Une masse fantomatique, sorte de bolide lancé des airs, s'abattait sur Agaguk. L'homme et la bête basculaient dans le noir. La gueule du loup s'ouvrait, baveuse de rage, et mordait avec un grondement diabolique l'être qui se débattait furieusement entre ses pattes.

C'était entre les deux une lutte horrible, une gymnastique macabre.

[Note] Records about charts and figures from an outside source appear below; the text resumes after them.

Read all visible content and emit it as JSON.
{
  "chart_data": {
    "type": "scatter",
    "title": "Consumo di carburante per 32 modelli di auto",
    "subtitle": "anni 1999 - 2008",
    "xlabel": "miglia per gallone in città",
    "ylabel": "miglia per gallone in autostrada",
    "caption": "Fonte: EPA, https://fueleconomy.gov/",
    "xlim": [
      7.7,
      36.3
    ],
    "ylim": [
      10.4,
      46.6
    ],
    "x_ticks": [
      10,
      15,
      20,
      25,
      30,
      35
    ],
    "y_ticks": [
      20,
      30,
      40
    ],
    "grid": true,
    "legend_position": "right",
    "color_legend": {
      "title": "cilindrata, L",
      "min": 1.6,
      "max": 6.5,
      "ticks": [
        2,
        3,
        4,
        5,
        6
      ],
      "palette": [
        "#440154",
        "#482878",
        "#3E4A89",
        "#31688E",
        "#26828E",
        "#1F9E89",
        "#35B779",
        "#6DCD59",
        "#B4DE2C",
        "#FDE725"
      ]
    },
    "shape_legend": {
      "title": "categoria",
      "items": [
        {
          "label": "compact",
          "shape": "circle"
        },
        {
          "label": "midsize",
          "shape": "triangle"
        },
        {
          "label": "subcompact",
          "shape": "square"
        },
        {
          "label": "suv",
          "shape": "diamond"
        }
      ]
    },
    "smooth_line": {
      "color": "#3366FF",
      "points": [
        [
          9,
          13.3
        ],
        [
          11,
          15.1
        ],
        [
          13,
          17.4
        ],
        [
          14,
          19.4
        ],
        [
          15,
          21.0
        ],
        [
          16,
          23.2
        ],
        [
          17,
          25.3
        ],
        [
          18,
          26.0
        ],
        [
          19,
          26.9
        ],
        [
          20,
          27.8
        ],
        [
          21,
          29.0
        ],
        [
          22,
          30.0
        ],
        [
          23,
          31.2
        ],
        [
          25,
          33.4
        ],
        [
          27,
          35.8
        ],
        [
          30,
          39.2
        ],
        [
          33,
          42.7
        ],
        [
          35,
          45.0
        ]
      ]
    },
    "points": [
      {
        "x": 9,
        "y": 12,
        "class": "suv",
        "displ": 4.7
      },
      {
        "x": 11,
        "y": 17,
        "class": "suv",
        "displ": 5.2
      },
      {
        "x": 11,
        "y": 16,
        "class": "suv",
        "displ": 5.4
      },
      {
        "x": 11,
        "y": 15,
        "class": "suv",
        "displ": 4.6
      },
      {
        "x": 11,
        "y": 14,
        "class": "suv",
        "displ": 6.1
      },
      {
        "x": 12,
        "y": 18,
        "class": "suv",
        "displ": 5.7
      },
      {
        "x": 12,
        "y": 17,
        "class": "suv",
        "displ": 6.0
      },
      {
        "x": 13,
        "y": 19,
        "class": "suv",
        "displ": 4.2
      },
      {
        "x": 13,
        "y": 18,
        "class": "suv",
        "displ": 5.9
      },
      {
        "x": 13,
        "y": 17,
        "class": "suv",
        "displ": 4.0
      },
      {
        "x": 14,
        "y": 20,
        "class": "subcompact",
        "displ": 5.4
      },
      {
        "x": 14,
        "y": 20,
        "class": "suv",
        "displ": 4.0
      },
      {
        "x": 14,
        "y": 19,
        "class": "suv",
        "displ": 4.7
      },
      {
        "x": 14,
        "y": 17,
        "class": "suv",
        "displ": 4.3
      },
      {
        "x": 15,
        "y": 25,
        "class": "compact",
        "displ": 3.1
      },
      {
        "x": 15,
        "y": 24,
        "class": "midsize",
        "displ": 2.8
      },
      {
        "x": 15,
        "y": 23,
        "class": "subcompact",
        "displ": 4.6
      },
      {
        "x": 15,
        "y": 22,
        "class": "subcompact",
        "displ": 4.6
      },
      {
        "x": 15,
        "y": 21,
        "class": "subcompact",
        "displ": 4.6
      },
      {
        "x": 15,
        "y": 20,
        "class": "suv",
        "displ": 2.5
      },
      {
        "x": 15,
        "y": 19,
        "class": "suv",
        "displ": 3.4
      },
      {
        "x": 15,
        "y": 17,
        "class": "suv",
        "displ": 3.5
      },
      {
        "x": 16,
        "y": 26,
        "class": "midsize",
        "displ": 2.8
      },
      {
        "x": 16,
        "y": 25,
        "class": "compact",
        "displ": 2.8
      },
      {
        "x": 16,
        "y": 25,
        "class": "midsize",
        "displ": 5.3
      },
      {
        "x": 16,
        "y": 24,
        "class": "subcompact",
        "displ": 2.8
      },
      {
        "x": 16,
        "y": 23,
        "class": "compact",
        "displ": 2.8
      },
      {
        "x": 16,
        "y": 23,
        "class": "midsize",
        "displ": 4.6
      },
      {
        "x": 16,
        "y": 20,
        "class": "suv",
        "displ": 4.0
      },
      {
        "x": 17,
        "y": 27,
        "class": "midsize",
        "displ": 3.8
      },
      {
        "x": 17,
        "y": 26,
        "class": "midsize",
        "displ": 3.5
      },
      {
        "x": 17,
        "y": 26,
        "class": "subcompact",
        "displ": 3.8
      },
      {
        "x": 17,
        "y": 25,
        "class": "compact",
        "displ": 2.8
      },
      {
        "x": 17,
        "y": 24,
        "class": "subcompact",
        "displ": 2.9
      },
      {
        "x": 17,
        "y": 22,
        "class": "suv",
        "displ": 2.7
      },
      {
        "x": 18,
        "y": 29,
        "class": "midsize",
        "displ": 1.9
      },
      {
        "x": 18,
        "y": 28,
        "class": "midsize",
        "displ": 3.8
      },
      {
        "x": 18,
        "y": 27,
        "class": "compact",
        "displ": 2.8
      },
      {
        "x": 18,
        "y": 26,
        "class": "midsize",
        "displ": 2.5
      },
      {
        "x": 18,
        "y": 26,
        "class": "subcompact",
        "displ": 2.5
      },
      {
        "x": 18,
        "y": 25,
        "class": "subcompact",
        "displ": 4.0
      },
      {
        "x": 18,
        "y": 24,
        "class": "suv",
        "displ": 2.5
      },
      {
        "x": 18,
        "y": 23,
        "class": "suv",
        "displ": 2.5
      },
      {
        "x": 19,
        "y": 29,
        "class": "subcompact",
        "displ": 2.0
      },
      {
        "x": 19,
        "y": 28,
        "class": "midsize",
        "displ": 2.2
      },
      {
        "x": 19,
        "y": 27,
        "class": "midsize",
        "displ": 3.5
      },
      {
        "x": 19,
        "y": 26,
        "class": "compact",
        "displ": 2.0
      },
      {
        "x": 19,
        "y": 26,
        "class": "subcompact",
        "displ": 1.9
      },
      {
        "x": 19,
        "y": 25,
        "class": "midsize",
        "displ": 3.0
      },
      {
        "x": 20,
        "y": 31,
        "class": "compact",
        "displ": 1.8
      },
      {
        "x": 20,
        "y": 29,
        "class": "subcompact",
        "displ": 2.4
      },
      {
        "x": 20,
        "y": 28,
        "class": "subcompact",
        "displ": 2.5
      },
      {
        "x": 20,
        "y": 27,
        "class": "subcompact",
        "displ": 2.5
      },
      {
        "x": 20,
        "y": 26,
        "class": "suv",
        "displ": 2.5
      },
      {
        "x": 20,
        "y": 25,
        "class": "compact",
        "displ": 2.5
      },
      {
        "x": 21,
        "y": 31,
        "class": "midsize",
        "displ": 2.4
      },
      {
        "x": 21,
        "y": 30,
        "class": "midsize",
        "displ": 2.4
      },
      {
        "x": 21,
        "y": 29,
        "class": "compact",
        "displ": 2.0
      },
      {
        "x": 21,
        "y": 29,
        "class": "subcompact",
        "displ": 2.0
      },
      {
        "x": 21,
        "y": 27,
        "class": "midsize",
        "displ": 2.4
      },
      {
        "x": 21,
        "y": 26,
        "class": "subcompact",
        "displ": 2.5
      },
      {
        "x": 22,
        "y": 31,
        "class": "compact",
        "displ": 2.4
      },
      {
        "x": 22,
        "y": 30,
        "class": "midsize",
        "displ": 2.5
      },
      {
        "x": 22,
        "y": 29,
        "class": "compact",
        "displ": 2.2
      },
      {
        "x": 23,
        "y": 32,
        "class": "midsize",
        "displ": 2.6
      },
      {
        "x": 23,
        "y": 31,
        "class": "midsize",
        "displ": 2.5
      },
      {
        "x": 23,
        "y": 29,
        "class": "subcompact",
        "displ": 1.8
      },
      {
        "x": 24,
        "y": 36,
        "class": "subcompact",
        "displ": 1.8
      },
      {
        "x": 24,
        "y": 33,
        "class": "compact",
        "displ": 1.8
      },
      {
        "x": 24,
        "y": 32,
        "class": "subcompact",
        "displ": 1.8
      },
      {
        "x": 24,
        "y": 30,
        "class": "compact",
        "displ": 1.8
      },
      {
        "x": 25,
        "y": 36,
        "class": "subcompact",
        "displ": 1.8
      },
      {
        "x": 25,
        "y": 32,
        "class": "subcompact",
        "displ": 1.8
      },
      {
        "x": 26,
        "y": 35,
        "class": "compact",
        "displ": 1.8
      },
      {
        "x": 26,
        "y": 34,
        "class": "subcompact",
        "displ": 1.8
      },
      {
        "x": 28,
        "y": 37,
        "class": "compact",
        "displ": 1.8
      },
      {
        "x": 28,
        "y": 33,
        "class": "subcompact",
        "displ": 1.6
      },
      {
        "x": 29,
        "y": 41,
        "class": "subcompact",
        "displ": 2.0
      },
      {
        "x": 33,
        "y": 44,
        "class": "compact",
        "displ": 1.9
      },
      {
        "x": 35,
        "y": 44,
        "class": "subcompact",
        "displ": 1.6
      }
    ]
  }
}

À chaque gueulée de la bête, le cri de l'homme s'enflait en vrille et crevait la nuit. Le loup en furie l'agrippait, le labourant à grands coups de griffes, puis l'homme saisissant la seconde propice - celle où l'animal s'arc-boutait pour foncer à nouveau - repliait son bras pour plonger le couteau dans le cuir de la bête. Alors celle-ci s'esquivait, mais pour bondir de nouveau sur l'homme qui se raidissait contre la torture.

De grands lambeaux de chair pendaient entre les dents de l'animal.

Un combat terrible, mêlé de cris et de rugissements où, tour à tour, l'homme et la bête, égaux en puissance ou en fureur, dominaient. Soudain la lame du couteau brilla. Le poing partit comme une flèche, s'abattit. Une fois, une autre et une autre fois encore.

Agaguk avait, dans la bouche, un goût sucré de sang qui lui redonnait des nerfs et de la poigne. Maintenant, à cheval sur le loup qui se démenait en hurlant, il frappait à tour de bras, toute vigueur retrouvée, toute douleur assoupie.

Puis il se releva, passa le bras sur sa figure ensanglantée et mesura en lui les forces restantes.

Le loup blanc, éventré, gisait à ses pieds.

Agaguk défit la corde qui lui servait de ceinture, en noua une extrémité autour des pattes d'arrière du loup, s'attela au fardeau et le traîna sur la toundra.